Ingredients
- 1 bunch of beets, including greens
- 1 tablespoon olive oil
- 4 scallions, white and light green parts
- 1 cup quinoa, cooked and cooled
- 1 small avocado, diced
- 1/4 cup sunflower seeds, toasted
- Ingredients for Dressing
- 2 tablespoons tahini
- 1 tablespoon lemon juice
- 1 tablespoon apple cider vinegar
- 1 teaspoon agave nectar
- 3 tablespoons water
- 1/8 teaspoon salt
- 1/4 teaspoon pepper
- 1 clove of garlic, minced
- 1 tablespoon olive oil
- 2 tablespoons chives, chopped
Tip: Screenshot this list for easy reference while shopping
Instructions
- Preheat the oven to 450. Cut the greens from the beets at their stem. Rub a bit of olive oil on the skin of the beets, sprinkle with salt and wrap them all in a foil pack. Cook for 45-55 minutes until you can easily piece through with a knife. Set them aside to cool.

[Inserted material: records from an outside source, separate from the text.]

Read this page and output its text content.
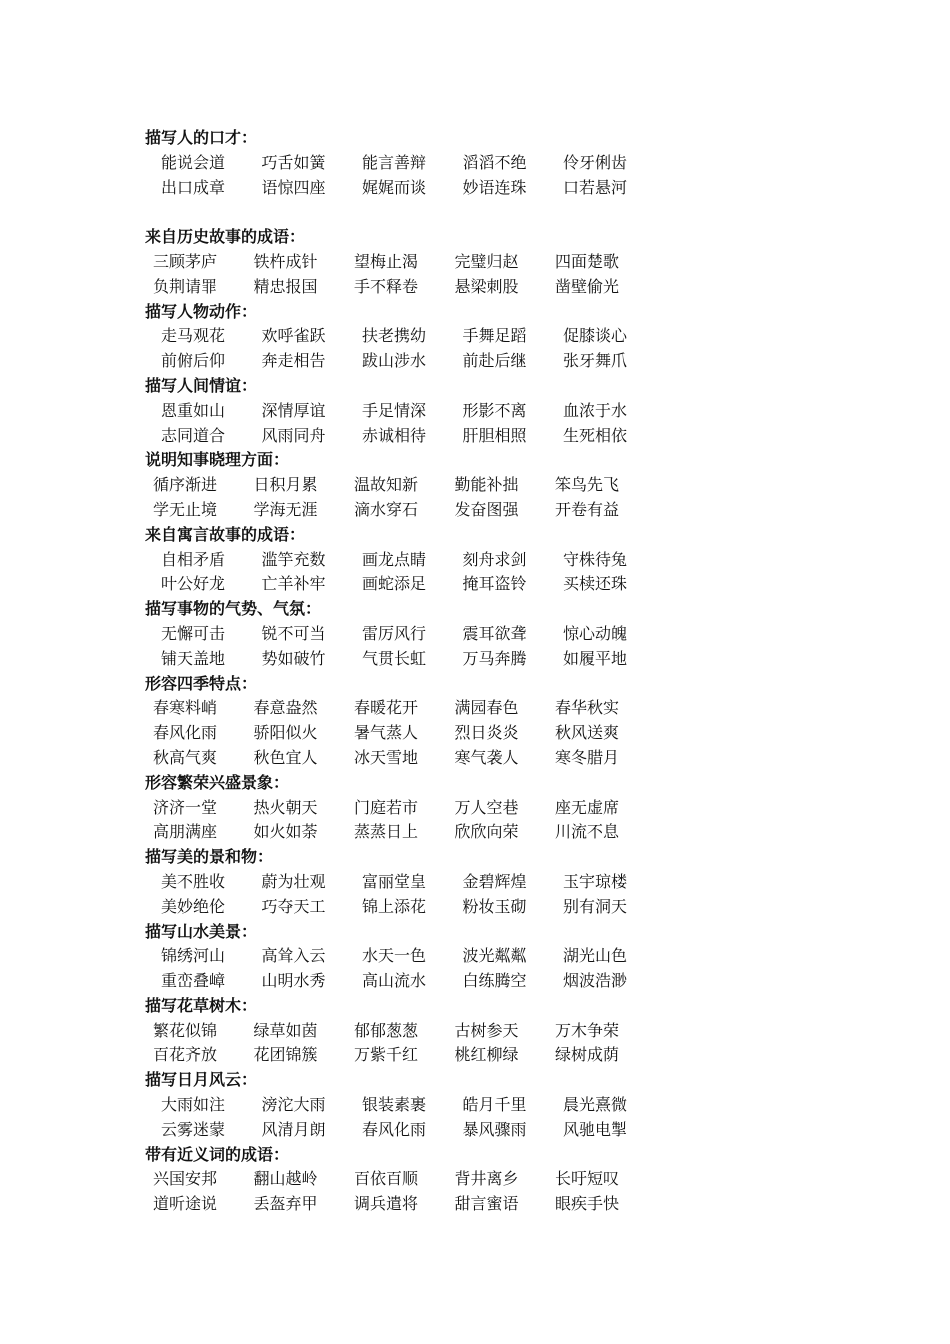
描写人的口才：
能说会道	巧舌如簧	能言善辩	滔滔不绝	伶牙俐齿
出口成章	语惊四座	娓娓而谈	妙语连珠	口若悬河
来自历史故事的成语：
三顾茅庐	铁杵成针	望梅止渴	完璧归赵	四面楚歌
负荆请罪	精忠报国	手不释卷	悬梁刺股	凿壁偷光
描写人物动作：
走马观花	欢呼雀跃	扶老携幼	手舞足蹈	促膝谈心
前俯后仰	奔走相告	跋山涉水	前赴后继	张牙舞爪
描写人间情谊：
恩重如山	深情厚谊	手足情深	形影不离	血浓于水
志同道合	风雨同舟	赤诚相待	肝胆相照	生死相依
说明知事晓理方面：
循序渐进	日积月累	温故知新	勤能补拙	笨鸟先飞
学无止境	学海无涯	滴水穿石	发奋图强	开卷有益
来自寓言故事的成语：
自相矛盾	滥竽充数	画龙点睛	刻舟求剑	守株待兔
叶公好龙	亡羊补牢	画蛇添足	掩耳盗铃	买椟还珠
描写事物的气势、气氛：
无懈可击	锐不可当	雷厉风行	震耳欲聋	惊心动魄
铺天盖地	势如破竹	气贯长虹	万马奔腾	如履平地
形容四季特点：
春寒料峭	春意盎然	春暖花开	满园春色	春华秋实
春风化雨	骄阳似火	暑气蒸人	烈日炎炎	秋风送爽
秋高气爽	秋色宜人	冰天雪地	寒气袭人	寒冬腊月
形容繁荣兴盛景象：
济济一堂	热火朝天	门庭若市	万人空巷	座无虚席
高朋满座	如火如荼	蒸蒸日上	欣欣向荣	川流不息
描写美的景和物：
美不胜收	蔚为壮观	富丽堂皇	金碧辉煌	玉宇琼楼
美妙绝伦	巧夺天工	锦上添花	粉妆玉砌	别有洞天
描写山水美景：
锦绣河山	高耸入云	水天一色	波光粼粼	湖光山色
重峦叠嶂	山明水秀	高山流水	白练腾空	烟波浩渺
描写花草树木：
繁花似锦	绿草如茵	郁郁葱葱	古树参天	万木争荣
百花齐放	花团锦簇	万紫千红	桃红柳绿	绿树成荫
描写日月风云：
大雨如注	滂沱大雨	银装素裹	皓月千里	晨光熹微
云雾迷蒙	风清月朗	春风化雨	暴风骤雨	风驰电掣
带有近义词的成语：
兴国安邦	翻山越岭	百依百顺	背井离乡	长吁短叹
道听途说	丢盔弃甲	调兵遣将	甜言蜜语	眼疾手快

- Clean and dry the greens. Chop off and discard the stems. Chop the greens.
- Make the dressing: Whisk together the tahini, lemon juice, vinegar, agave and water. Mix in the garlic, salt and pepper and drizzle in the olive oil while whisking. Mix in the chives.
- Peel and dice the beets. Add the beets, beet greens, scallions, quinoa and avocado to the mixing bowl and toss with a generous amount of dressing. Sprinkle in the sunflower seeds and toss again.